Por Elías de la Cera
“Non in tempore, sed cum tempore Deus creavit caelum et terram”.
-San Agustín de Hipona.
(A la memoria de Jorge Osvaldo Furman)
Perderse mirando la lumbre
y sentir que está vivo
aquel asombro, aquella incertidumbre
que tuvo el hombre primitivo.
Saber que el tiempo a la eternidad
la fragmenta en sucesiones.
Y solo persiste la deidad,
los arquetipos y las emociones.
Ver que el reloj de arena infinita
no detiene nunca la caída,
y así, sobre lo efímero de la vida
la eternidad se precipita.
Saber que el alma de Agustín ardía
y que a despecho de su erudición,
de sus estudios sobre Plotino y Platón,
jamás pudo mitigar su lenta agonía.
Eso es un historiador.
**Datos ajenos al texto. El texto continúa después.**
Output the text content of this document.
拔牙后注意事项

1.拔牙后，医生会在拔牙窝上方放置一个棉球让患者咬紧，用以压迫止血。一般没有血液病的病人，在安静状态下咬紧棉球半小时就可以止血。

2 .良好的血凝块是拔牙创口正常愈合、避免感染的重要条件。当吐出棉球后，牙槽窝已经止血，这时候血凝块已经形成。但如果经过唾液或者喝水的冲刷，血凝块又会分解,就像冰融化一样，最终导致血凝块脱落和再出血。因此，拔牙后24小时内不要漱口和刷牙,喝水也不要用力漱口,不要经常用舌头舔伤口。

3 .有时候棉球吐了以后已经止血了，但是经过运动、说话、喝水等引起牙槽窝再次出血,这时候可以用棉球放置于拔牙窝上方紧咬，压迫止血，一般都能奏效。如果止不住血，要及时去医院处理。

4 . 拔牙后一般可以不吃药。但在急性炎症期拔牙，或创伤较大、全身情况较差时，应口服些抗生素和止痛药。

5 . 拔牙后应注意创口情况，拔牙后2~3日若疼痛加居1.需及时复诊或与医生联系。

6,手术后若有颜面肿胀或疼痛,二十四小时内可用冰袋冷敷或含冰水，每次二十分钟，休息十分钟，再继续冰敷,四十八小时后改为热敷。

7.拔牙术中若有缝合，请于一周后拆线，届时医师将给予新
Esa la historia.
Los hechos tienen importancia,
pero son el agua, no el río, no la substancia,
y vacilan entre el olvido y la memoria.
La caída del Imperio Romano,
La América precolombina,
Solimán el magnífico otomano,
y la gran revolución jacobina,
son índices en confinados manuales
de aspecto frágil y polvoriento
que buscan sobrevivir en los anales
de una abstracción; el conocimiento.
En un vasto arrabal de la ciudad
el historiador intuye y siente,
en absoluta soledad,
hallar las leyes que unen pasado y presente.
Y mientras cree terminar su mala suerte,
Y cree que su corazón dejará de arder despacio,
Dios, que es el tiempo y el espacio,
le confiere el último don; la muerte.